Pour promouvoir cette idée, il fallait un bâtiment fort et symbolique. Lauréat du concours, le bureau Behnisch Architekten de Stuttgart a imaginé un volume vitré taillé en facettes et recouvert par une élégante résille en aluminium. Conçu sur sept niveaux, l’AGORA offre trois étages de laboratoires décloisonnés où travailleront 300 chercheurs et cliniciens. Il est relié à l’Institut universitaire de pathologie voisin par un Atrium vitré qui sert aussi d’entrée. Ce sas largement éclairé conduit à l’espace public, ouvert à tous, où l’on trouvera un restaurant, des salles de cours, des espaces d’échange et un grand auditoire. L’inauguration est prévue au printemps 2018.
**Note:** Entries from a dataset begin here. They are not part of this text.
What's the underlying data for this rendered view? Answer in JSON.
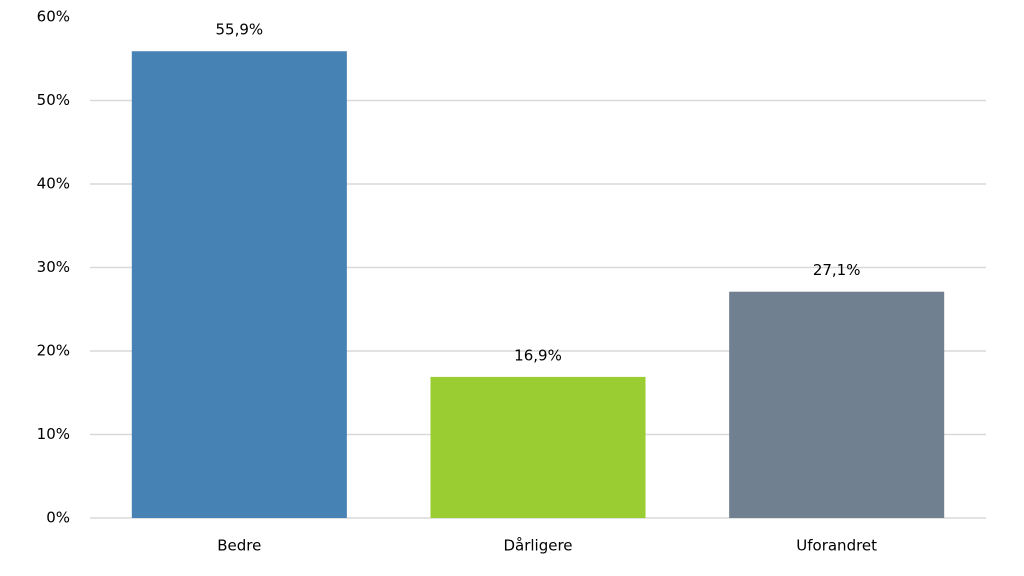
{
  "chart_data": {
    "type": "bar",
    "categories": [
      "Bedre",
      "Dårligere",
      "Uforandret"
    ],
    "values": [
      55.9,
      16.9,
      27.1
    ],
    "value_labels": [
      "55,9%",
      "16,9%",
      "27,1%"
    ],
    "colors": [
      "#4682b4",
      "#9acd32",
      "#708090"
    ],
    "ylim": [
      0,
      60
    ],
    "yticks": [
      {
        "value": 0,
        "label": "0%"
      },
      {
        "value": 10,
        "label": "10%"
      },
      {
        "value": 20,
        "label": "20%"
      },
      {
        "value": 30,
        "label": "30%"
      },
      {
        "value": 40,
        "label": "40%"
      },
      {
        "value": 50,
        "label": "50%"
      },
      {
        "value": 60,
        "label": "60%"
      }
    ],
    "grid": true
  }
}
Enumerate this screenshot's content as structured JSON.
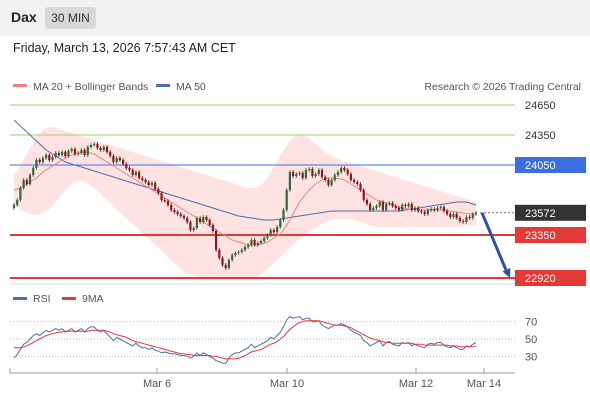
{
  "header": {
    "symbol": "Dax",
    "timeframe": "30 MIN",
    "datetime": "Friday, March 13, 2026 7:57:43 AM CET"
  },
  "legend": {
    "ma20_bb": "MA 20 + Bollinger Bands",
    "ma50": "MA 50",
    "credit": "Research © 2026 Trading Central",
    "rsi": "RSI",
    "rsi9": "9MA"
  },
  "colors": {
    "ma20": "#f08080",
    "ma50": "#4a6fae",
    "band": "#ffd9d9",
    "up": "#2f6b3a",
    "down": "#8b1a1a",
    "support": "#e53935",
    "resistance_green": "#a8cc70",
    "resistance_blue": "#3b6fe0",
    "arrow": "#2a5599",
    "last_price_bg": "#333333"
  },
  "chart_data": {
    "type": "candlestick",
    "ylim": [
      22900,
      24700
    ],
    "x_ticks": [
      "Mar 6",
      "Mar 10",
      "Mar 12",
      "Mar 14"
    ],
    "current_price": 23572,
    "levels": [
      {
        "value": 24650,
        "label": "24650",
        "kind": "resistance"
      },
      {
        "value": 24350,
        "label": "24350",
        "kind": "resistance"
      },
      {
        "value": 24050,
        "label": "24050",
        "kind": "pivot"
      },
      {
        "value": 23572,
        "label": "23572",
        "kind": "last"
      },
      {
        "value": 23350,
        "label": "23350",
        "kind": "support"
      },
      {
        "value": 22920,
        "label": "22920",
        "kind": "support"
      }
    ],
    "forecast": {
      "from": 23572,
      "to": 22920,
      "direction": "down"
    },
    "close": [
      23651,
      23700,
      23820,
      23900,
      23860,
      23950,
      24020,
      24100,
      24080,
      24120,
      24150,
      24100,
      24130,
      24170,
      24150,
      24180,
      24140,
      24190,
      24210,
      24160,
      24170,
      24200,
      24150,
      24230,
      24250,
      24260,
      24220,
      24200,
      24230,
      24180,
      24140,
      24080,
      24120,
      24100,
      24060,
      24020,
      24000,
      23950,
      23980,
      23920,
      23900,
      23880,
      23850,
      23870,
      23810,
      23770,
      23700,
      23690,
      23650,
      23600,
      23580,
      23560,
      23540,
      23520,
      23480,
      23400,
      23420,
      23520,
      23480,
      23530,
      23500,
      23450,
      23390,
      23200,
      23120,
      23050,
      23020,
      23100,
      23150,
      23170,
      23180,
      23200,
      23230,
      23250,
      23300,
      23250,
      23270,
      23290,
      23320,
      23350,
      23400,
      23380,
      23430,
      23500,
      23600,
      23800,
      23980,
      23940,
      23960,
      23970,
      23920,
      24000,
      24010,
      23940,
      23960,
      24000,
      23930,
      23900,
      23850,
      23900,
      23950,
      23980,
      24020,
      24000,
      23960,
      23900,
      23880,
      23860,
      23800,
      23700,
      23660,
      23600,
      23620,
      23640,
      23680,
      23600,
      23660,
      23670,
      23640,
      23620,
      23600,
      23650,
      23640,
      23660,
      23600,
      23620,
      23590,
      23580,
      23560,
      23600,
      23610,
      23600,
      23620,
      23630,
      23590,
      23560,
      23530,
      23560,
      23520,
      23490,
      23480,
      23530,
      23520,
      23560,
      23572
    ],
    "ma20": [
      23800,
      23810,
      23820,
      23840,
      23860,
      23880,
      23900,
      23920,
      23950,
      23980,
      24000,
      24020,
      24040,
      24060,
      24080,
      24100,
      24120,
      24140,
      24150,
      24160,
      24170,
      24175,
      24180,
      24175,
      24170,
      24160,
      24140,
      24120,
      24100,
      24080,
      24060,
      24040,
      24020,
      24000,
      23980,
      23960,
      23940,
      23920,
      23900,
      23880,
      23860,
      23840,
      23820,
      23800,
      23780,
      23760,
      23740,
      23720,
      23700,
      23680,
      23660,
      23640,
      23620,
      23600,
      23580,
      23560,
      23540,
      23520,
      23500,
      23480,
      23460,
      23440,
      23420,
      23400,
      23380,
      23360,
      23340,
      23320,
      23300,
      23290,
      23280,
      23270,
      23260,
      23250,
      23250,
      23250,
      23250,
      23260,
      23270,
      23280,
      23300,
      23320,
      23340,
      23360,
      23400,
      23450,
      23500,
      23560,
      23620,
      23680,
      23720,
      23760,
      23800,
      23830,
      23860,
      23880,
      23900,
      23910,
      23920,
      23920,
      23920,
      23915,
      23910,
      23900,
      23880,
      23860,
      23840,
      23820,
      23800,
      23780,
      23760,
      23740,
      23720,
      23700,
      23690,
      23680,
      23670,
      23660,
      23650,
      23640,
      23630,
      23620,
      23615,
      23610,
      23605,
      23600,
      23600,
      23600,
      23600,
      23600,
      23600,
      23600,
      23600,
      23600,
      23600,
      23595,
      23590,
      23585,
      23580,
      23575,
      23570,
      23565,
      23560,
      23560,
      23560
    ],
    "ma50": [
      24500,
      24470,
      24440,
      24410,
      24380,
      24350,
      24320,
      24290,
      24260,
      24230,
      24200,
      24180,
      24160,
      24140,
      24120,
      24100,
      24080,
      24070,
      24060,
      24050,
      24040,
      24030,
      24020,
      24010,
      24000,
      23990,
      23980,
      23970,
      23960,
      23950,
      23940,
      23930,
      23920,
      23910,
      23900,
      23890,
      23880,
      23870,
      23860,
      23850,
      23840,
      23830,
      23820,
      23810,
      23800,
      23790,
      23780,
      23770,
      23760,
      23750,
      23740,
      23730,
      23720,
      23710,
      23700,
      23690,
      23680,
      23670,
      23660,
      23650,
      23640,
      23630,
      23620,
      23610,
      23600,
      23590,
      23580,
      23570,
      23560,
      23550,
      23540,
      23535,
      23530,
      23525,
      23520,
      23515,
      23510,
      23505,
      23500,
      23500,
      23500,
      23500,
      23505,
      23510,
      23515,
      23520,
      23525,
      23530,
      23535,
      23540,
      23545,
      23550,
      23555,
      23560,
      23565,
      23570,
      23575,
      23580,
      23585,
      23590,
      23590,
      23590,
      23590,
      23590,
      23590,
      23590,
      23590,
      23590,
      23590,
      23590,
      23590,
      23590,
      23590,
      23590,
      23590,
      23590,
      23590,
      23590,
      23590,
      23590,
      23590,
      23595,
      23600,
      23605,
      23610,
      23615,
      23620,
      23625,
      23630,
      23635,
      23640,
      23645,
      23650,
      23655,
      23660,
      23665,
      23670,
      23675,
      23680,
      23680,
      23680,
      23680,
      23670,
      23660,
      23650
    ],
    "bb_upper": [
      23950,
      23990,
      24040,
      24100,
      24160,
      24220,
      24280,
      24330,
      24370,
      24400,
      24420,
      24430,
      24430,
      24420,
      24410,
      24400,
      24390,
      24380,
      24370,
      24360,
      24350,
      24340,
      24330,
      24320,
      24310,
      24300,
      24290,
      24280,
      24270,
      24260,
      24250,
      24240,
      24230,
      24220,
      24210,
      24200,
      24190,
      24180,
      24170,
      24160,
      24150,
      24140,
      24130,
      24120,
      24110,
      24100,
      24090,
      24080,
      24070,
      24060,
      24050,
      24040,
      24030,
      24020,
      24010,
      24000,
      23990,
      23980,
      23970,
      23960,
      23950,
      23940,
      23930,
      23920,
      23910,
      23900,
      23890,
      23880,
      23870,
      23860,
      23850,
      23840,
      23830,
      23820,
      23820,
      23820,
      23830,
      23850,
      23880,
      23920,
      23970,
      24030,
      24090,
      24150,
      24200,
      24250,
      24290,
      24320,
      24340,
      24350,
      24350,
      24340,
      24320,
      24290,
      24260,
      24230,
      24200,
      24180,
      24160,
      24140,
      24120,
      24110,
      24100,
      24090,
      24080,
      24070,
      24060,
      24050,
      24040,
      24030,
      24020,
      24010,
      24000,
      23990,
      23980,
      23970,
      23960,
      23950,
      23940,
      23930,
      23920,
      23910,
      23900,
      23890,
      23880,
      23870,
      23860,
      23850,
      23840,
      23830,
      23820,
      23810,
      23800,
      23790,
      23780,
      23770,
      23760,
      23750,
      23740,
      23730,
      23720,
      23710,
      23700,
      23690,
      23680
    ],
    "bb_lower": [
      23650,
      23630,
      23610,
      23590,
      23570,
      23560,
      23550,
      23550,
      23560,
      23570,
      23590,
      23610,
      23640,
      23680,
      23720,
      23760,
      23800,
      23830,
      23860,
      23880,
      23890,
      23890,
      23880,
      23860,
      23840,
      23820,
      23790,
      23760,
      23730,
      23700,
      23670,
      23640,
      23610,
      23580,
      23550,
      23520,
      23490,
      23460,
      23430,
      23400,
      23370,
      23340,
      23310,
      23280,
      23250,
      23220,
      23190,
      23160,
      23130,
      23100,
      23070,
      23040,
      23010,
      22980,
      22960,
      22950,
      22940,
      22930,
      22920,
      22920,
      22920,
      22920,
      22920,
      22920,
      22920,
      22920,
      22920,
      22920,
      22920,
      22920,
      22920,
      22920,
      22920,
      22920,
      22920,
      22920,
      22930,
      22950,
      22980,
      23010,
      23040,
      23070,
      23100,
      23130,
      23160,
      23190,
      23220,
      23250,
      23280,
      23310,
      23340,
      23360,
      23380,
      23400,
      23420,
      23440,
      23460,
      23480,
      23490,
      23500,
      23510,
      23510,
      23510,
      23510,
      23510,
      23510,
      23500,
      23490,
      23480,
      23470,
      23460,
      23450,
      23440,
      23430,
      23430,
      23430,
      23430,
      23430,
      23430,
      23430,
      23430,
      23430,
      23430,
      23430,
      23430,
      23430,
      23430,
      23430,
      23430,
      23430,
      23430,
      23430,
      23430,
      23430,
      23430,
      23430,
      23430,
      23430,
      23430,
      23430,
      23440,
      23440,
      23440,
      23440,
      23440
    ],
    "rsi": {
      "ylim": [
        20,
        80
      ],
      "ticks": [
        70,
        50,
        30
      ],
      "rsi": [
        28,
        32,
        38,
        44,
        46,
        50,
        54,
        56,
        54,
        57,
        60,
        58,
        60,
        62,
        60,
        62,
        58,
        60,
        62,
        58,
        60,
        62,
        58,
        62,
        64,
        64,
        60,
        58,
        60,
        56,
        52,
        48,
        52,
        50,
        48,
        46,
        44,
        42,
        45,
        42,
        40,
        40,
        38,
        40,
        37,
        36,
        34,
        35,
        34,
        33,
        33,
        32,
        31,
        31,
        30,
        28,
        30,
        34,
        31,
        34,
        32,
        30,
        28,
        25,
        24,
        22,
        22,
        28,
        32,
        34,
        34,
        36,
        38,
        40,
        44,
        40,
        42,
        44,
        46,
        48,
        52,
        50,
        54,
        58,
        64,
        72,
        76,
        74,
        75,
        76,
        72,
        74,
        74,
        70,
        70,
        71,
        66,
        64,
        62,
        64,
        66,
        66,
        68,
        66,
        64,
        60,
        58,
        56,
        54,
        48,
        46,
        42,
        44,
        46,
        48,
        42,
        46,
        47,
        44,
        43,
        42,
        46,
        45,
        46,
        42,
        44,
        42,
        41,
        40,
        44,
        45,
        44,
        46,
        46,
        43,
        41,
        40,
        42,
        40,
        38,
        38,
        42,
        41,
        44,
        46
      ],
      "ma9": [
        40,
        40,
        40,
        41,
        42,
        44,
        46,
        48,
        50,
        52,
        54,
        55,
        56,
        57,
        58,
        58,
        59,
        59,
        59,
        59,
        59,
        59,
        59,
        59,
        60,
        60,
        60,
        60,
        60,
        59,
        58,
        56,
        55,
        54,
        53,
        52,
        50,
        48,
        47,
        46,
        45,
        44,
        43,
        42,
        41,
        40,
        39,
        38,
        37,
        36,
        35,
        34,
        33,
        33,
        32,
        32,
        31,
        31,
        31,
        31,
        31,
        31,
        30,
        30,
        29,
        28,
        27,
        27,
        27,
        27,
        28,
        29,
        31,
        33,
        35,
        36,
        37,
        38,
        40,
        42,
        44,
        45,
        47,
        50,
        53,
        57,
        61,
        64,
        67,
        69,
        70,
        71,
        71,
        71,
        71,
        71,
        70,
        69,
        68,
        67,
        66,
        66,
        66,
        65,
        64,
        63,
        61,
        59,
        57,
        55,
        53,
        51,
        50,
        49,
        48,
        47,
        46,
        46,
        45,
        45,
        45,
        45,
        45,
        45,
        45,
        44,
        44,
        44,
        43,
        43,
        43,
        43,
        43,
        43,
        43,
        43,
        42,
        42,
        42,
        41,
        41,
        41,
        41,
        41,
        42
      ]
    }
  }
}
Et le voyage en métro continue. Direction le Biopôle d’Epalinges. Les chercheurs de l’UNIL y interviendront notamment, dès 2020, dans le cadre d’un futur centre destiné à l’ingénierie immunitaire en oncologie et dédié aux activités de recherche soutenues par l’Institut Ludwig. Inutile toutefois de vous précipiter pour découvrir le chantier: l’appel d’offres pour la construction sera lancé au printemps 2017. Un autre bâtiment destiné à la médecine personnalisée est à l’étude sur le même site. On voit donc se dessiner clairement une nouvelle géographie de la recherche qui suit les lignes du métro et relie Dorigny à Epalinges en passant par le CHUV. Oui, pas de doute. Non seulement, le campus de l’UNIL est rattrapé par la ville, mais il essaime joyeusement hors les murs.